Being a Female with Fragile X Syndrome

Written by Carly Dolan
Posted 09-19-2023

A woman with dark brown, braided hair smiling at the camera.

Fragile X syndrome is a genetic disorder that is caused by changes in a gene called FMR1. FMR1 usually makes a protein called FMRP needed for brain development. People who have FXS don’t make this protein.

Girls are usually less affected by it than boys. This is because females have two X chromosomes (XX) and males have one X and one Y chromosome (XY). Fragile X is not commonly known but it is the leading genetic cause of autism. Approximately 2-6% of children with autism have fragile X. It could be diagnosed by a simple blood test.

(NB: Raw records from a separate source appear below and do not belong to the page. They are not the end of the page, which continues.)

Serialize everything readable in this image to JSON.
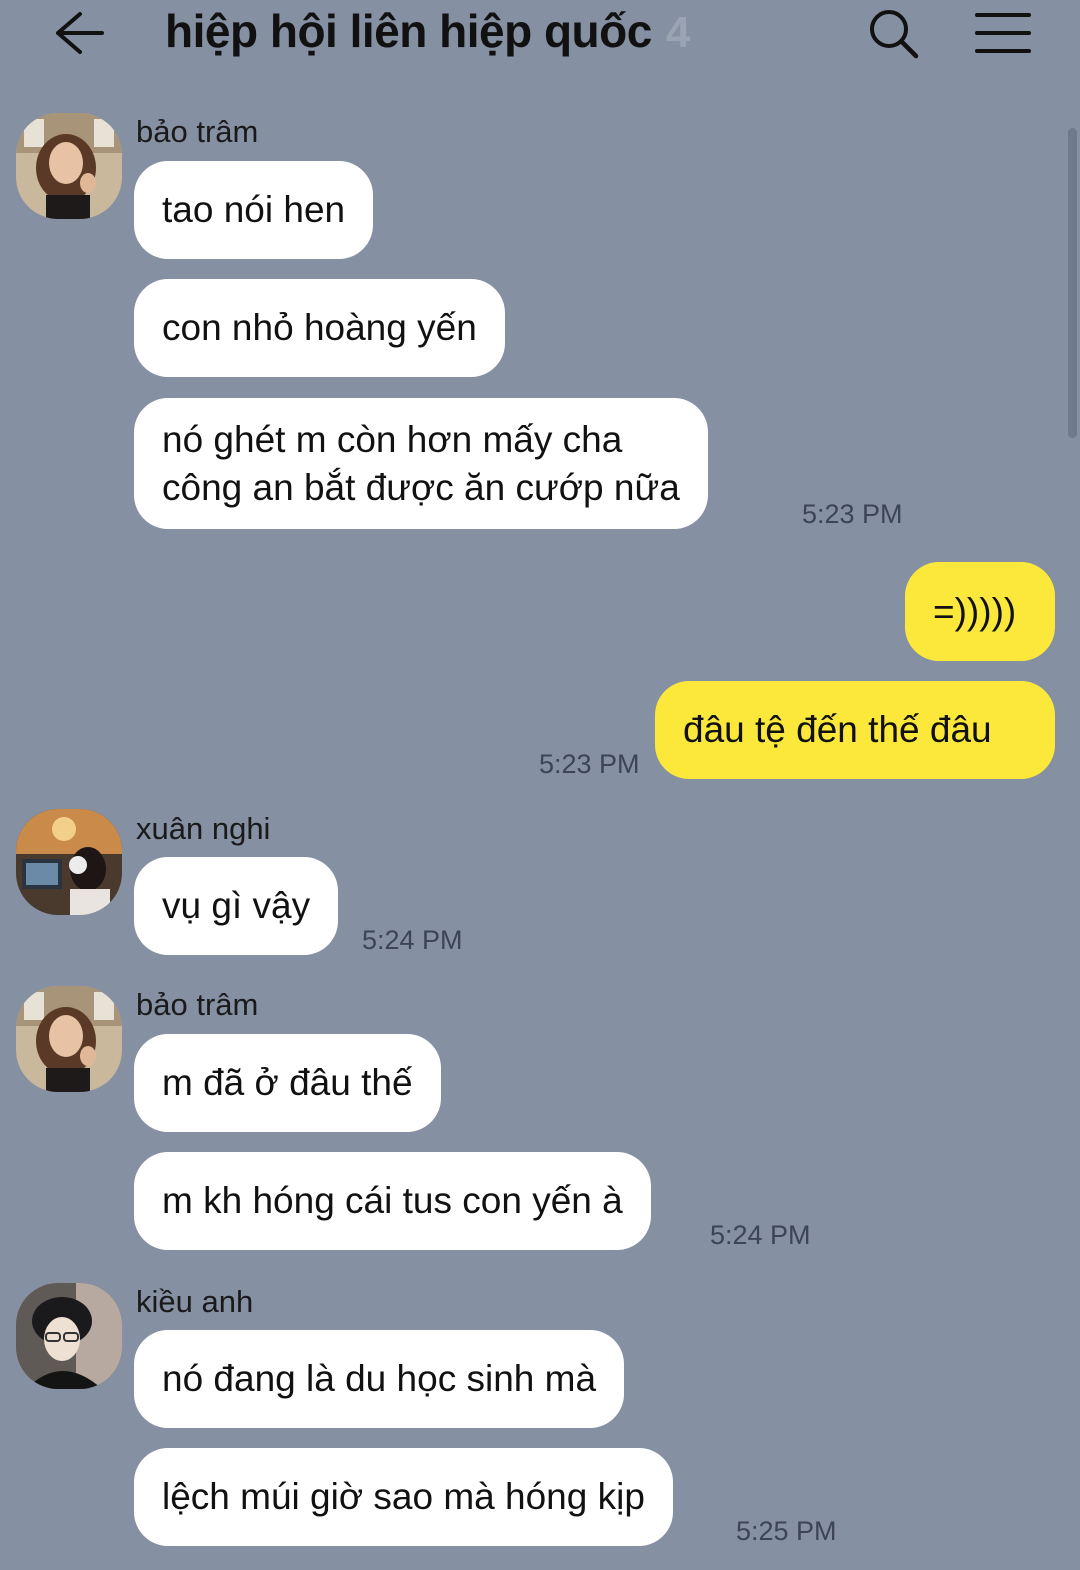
{
  "header": {
    "title": "hiệp hội liên hiệp quốc",
    "member_count": "4",
    "icons": {
      "back": "arrow-left-icon",
      "search": "search-icon",
      "menu": "hamburger-menu-icon"
    }
  },
  "colors": {
    "background": "#8590a3",
    "incoming_bubble": "#ffffff",
    "outgoing_bubble": "#fbe83b"
  },
  "messages": [
    {
      "sender": "bảo trâm",
      "text": "tao nói hen"
    },
    {
      "text": "con nhỏ hoàng yến"
    },
    {
      "text": "nó ghét m còn hơn mấy cha\ncông an bắt được ăn cướp nữa",
      "time": "5:23 PM"
    },
    {
      "own": true,
      "text": "=)))))"
    },
    {
      "own": true,
      "text": "đâu tệ đến thế đâu",
      "time": "5:23 PM"
    },
    {
      "sender": "xuân nghi",
      "text": "vụ gì vậy",
      "time": "5:24 PM"
    },
    {
      "sender": "bảo trâm",
      "text": "m đã ở đâu thế"
    },
    {
      "text": "m kh hóng cái tus con yến à",
      "time": "5:24 PM"
    },
    {
      "sender": "kiều anh",
      "text": "nó đang là du học sinh mà"
    },
    {
      "text": "lệch múi giờ sao mà hóng kịp",
      "time": "5:25 PM"
    }
  ]
}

An estimated 100,009 Americans have fragile X syndrome. It affects me socially and with learning. I am very high functioning and can do a lot of things like everyone else. I hope to inspire people and bring more awareness to fragile X syndrome!

I was diagnosed at the age of 2 at the Children’s Hospital in Richmond. Being a female with fragile X is harder because girls are usually higher functioning and it is often categorized as a hidden or invisible disability. Most boys with fragile X have more severe developmental and cognitive delays. It’s definitely a lot easier to find resources about fragile X and a lot more people are starting to at least recognize some basic information about it and the name fragile X. An estimated 100,000 Americans have fragile X syndrome.

I am currently a student at Brightpoint Community College, studying liberal arts (communications) and have a part time job working with dogs. In my free time, I love being involved in advocacy work and taking photos of wildlife. My advice to others is to never set limits for yourself because of your disability.

Your disability should not define who you are as a person. I wouldn’t be where I am today, if I didn’t push myself outside of my comfort zone to try new things.

Thank you for taking the time to read my story!